All in good humor here, but I am kind of an expert on disappointment and betrayal so it seems only appropriate that I address this struggle.
Recently I was reading some local letters to the editor, people who were really struggling with "getting back to normal" after covid. They just can't seem to look at people in quite the same way anymore. Something has changed.
Sheesh! Ya think??
Said letter was from someone who had recently attended a community event. A bit comical, but full disclosure here, oh heck no! These days I roll up my windows and lock the doors just to drive through the community. You couldn't pay me to socialize in the 9th circuit of hell under the guise of "rebuilding community." There is so much trauma in this area I know of people who now have a form of PTSD and will actually pay someone else to go into town to take care of their business for them. Anyone with the means to do so, promptly left town and moved out of state without a forwarding address. It wasn't the covid that got to them, it was realizing that when people are squeezed the vast majority will simply sell you out for five pieces of silver and wish death upon you just so they can steal your boots.
The way we handled covid here is only one of many injustices, betrayals, even outright arrests and other assorted abuse. Unresolved abuse. There has been no admission of wrong doing, no public apology, just basically an official "oh well, get over it."
I don't mean to sound snarky, but it's much like how a woman less than a year ago was actually publicly calling for the unvaxxed to be jailed, denied medical care, and possibly executed, and she now wants to just hold hands and sing kumbaya. She is just fine, she got over it, I don't know what your problem is. Like, you people need to totally move on. Obviously the only one in the wrong here is you. Que all the religious people now stepping forward to tout the importance of forgiveness....
Speaking of religious people and forgiveness, I have the most awful image stuck in my brain, people all masked up standing six feet apart in a churchian social distancing hula hoop, singing "No Longer a Slave to Fear." Those people don't owe me anything, they hardly even know me, but they broke my brain just the same. Now I can't even... people anymore.
I didn't think I had any illusions about people left to shatter before covid came to our community. I was wrong! I think the deep sea divers and the bucket heads in the grocery just store did me in. Don't even get me started about the full body condoms and vacuum cleaner hoses. Also the threats of job loss, arrest, harassment, persecution, assault, and a million one finger salutes as a standard form of greeting and public shunning.
I won't bore you with more lamentations. I just wanted to put this out there, to share some solidarity with the alleged "unforgiving," all the bitter knitters and unhealed ones who find themselves completely unable to put the trust bunny back in the bag.
By the way, if you ever talk to a grown adult people about the need for them to, "find their trust bunny," well, you are probably one of the reasons why I now lock my doors and roll up the windows when I drive into town.

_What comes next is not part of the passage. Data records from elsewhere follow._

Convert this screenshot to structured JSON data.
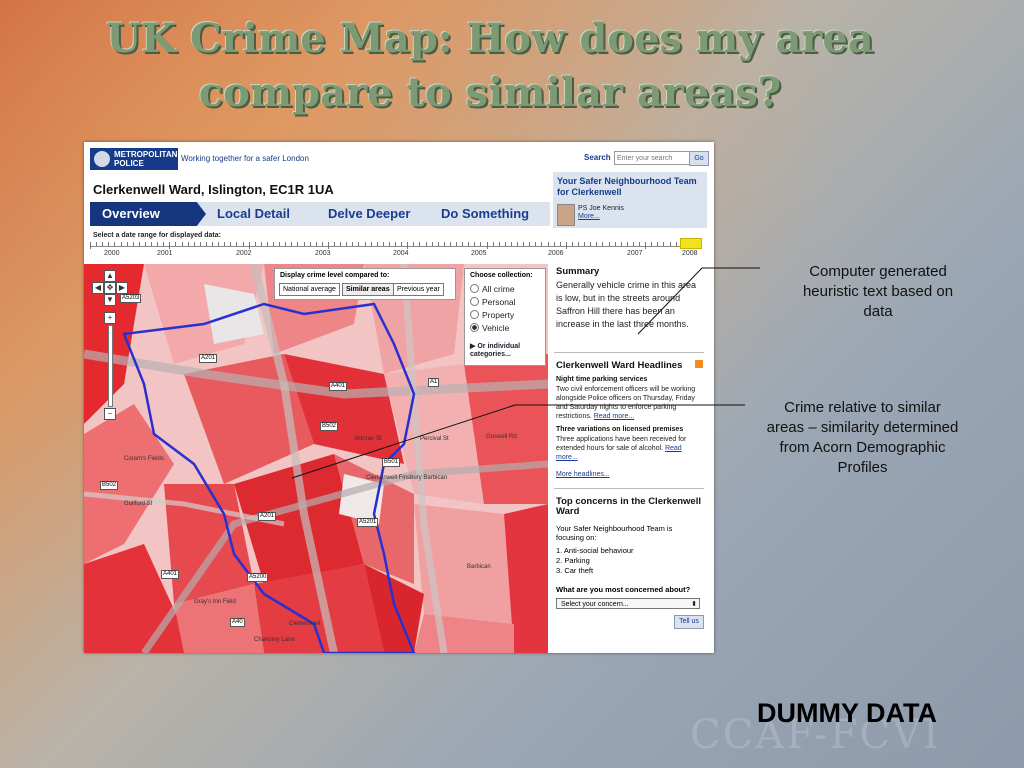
{
  "slide": {
    "title_line1": "UK Crime Map: How does my area",
    "title_line2": "compare to similar areas?",
    "callout_summary": "Computer generated heuristic text based on data",
    "callout_crime": "Crime relative to similar areas – similarity determined from Acorn Demographic Profiles",
    "footer": "DUMMY DATA",
    "watermark": "CCAF-FCVI"
  },
  "site": {
    "logo_line1": "METROPOLITAN",
    "logo_line2": "POLICE",
    "tagline": "Working together for a safer London",
    "search_label": "Search",
    "search_placeholder": "Enter your search",
    "go_label": "Go"
  },
  "ward": {
    "title": "Clerkenwell Ward, Islington, EC1R 1UA"
  },
  "tabs": [
    "Overview",
    "Local Detail",
    "Delve Deeper",
    "Do Something"
  ],
  "timeline": {
    "label": "Select a date range for displayed data:",
    "years": [
      "2000",
      "2001",
      "2002",
      "2003",
      "2004",
      "2005",
      "2006",
      "2007",
      "2008"
    ]
  },
  "map": {
    "compare_label": "Display crime level compared to:",
    "compare_options": [
      "National average",
      "Similar areas",
      "Previous year"
    ],
    "compare_selected": "Similar areas",
    "collection_label": "Choose collection:",
    "collections": [
      "All crime",
      "Personal",
      "Property",
      "Vehicle"
    ],
    "collection_selected": "Vehicle",
    "individual": "Or individual categories...",
    "roads": [
      "A5203",
      "A201",
      "A401",
      "B502",
      "A1",
      "B501",
      "A5201",
      "A5200",
      "B502",
      "A401",
      "A40",
      "A201"
    ],
    "streets": [
      "Clerkenwell Finsbury Barbican",
      "Coram's Fields",
      "Gray's Inn Field",
      "Guilford St",
      "Chancery Lane",
      "Clerkenwell",
      "Barbican",
      "Goswell Rd",
      "Skinner St",
      "Percival St"
    ]
  },
  "sidebar": {
    "team_title": "Your Safer Neighbourhood Team for Clerkenwell",
    "officer": "PS Joe Kennis",
    "more": "More...",
    "summary_heading": "Summary",
    "summary_text": "Generally vehicle crime in this area is low, but in the streets around Saffron Hill there has been an increase in the last three months.",
    "headlines_heading": "Clerkenwell Ward Headlines",
    "headlines": [
      {
        "title": "Night time parking services",
        "text": "Two civil enforcement officers will be working alongside Police officers on Thursday, Friday and Saturday nights to enforce parking restrictions.",
        "link": "Read more..."
      },
      {
        "title": "Three variations on licensed premises",
        "text": "Three applications have been received for extended hours for sale of alcohol.",
        "link": "Read more..."
      }
    ],
    "more_headlines": "More headlines...",
    "concerns_heading": "Top concerns in the Clerkenwell Ward",
    "concerns_intro": "Your Safer Neighbourhood Team is focusing on:",
    "concerns": [
      "1. Anti-social behaviour",
      "2. Parking",
      "3. Car theft"
    ],
    "ask": "What are you most concerned about?",
    "select_placeholder": "Select your concern...",
    "tell_us": "Tell us"
  },
  "colors": {
    "accent": "#153b8a",
    "crime_high": "#e0262b",
    "crime_low": "#f5b9b8",
    "boundary": "#2b2fd0"
  }
}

That sad rabbit done died. Pretty sure he suffocated in your silly bag of face nappies.
Another name for forgiveness is, absorbing the cost. That means you must look at the bill, the toll something has taken on you. You can't absorb the cost if you don't take the time to do an inventory of what was stolen. Something really wonderful about the Lord, He gives us beauty for ashes, He restores what was lost ten fold. Make the list and hand it to Him.
In my experience the best way to cope with these kind of situations, is not to think about forgiveness at all, but rather to praise the Lord for the challenging situation He is leading you through. He likes to hide pearls in the cesspool. "Count your blessings, one by one." If we try to just skip over and brush our experiences aside, we often miss all the gifts He has stashed in there for us.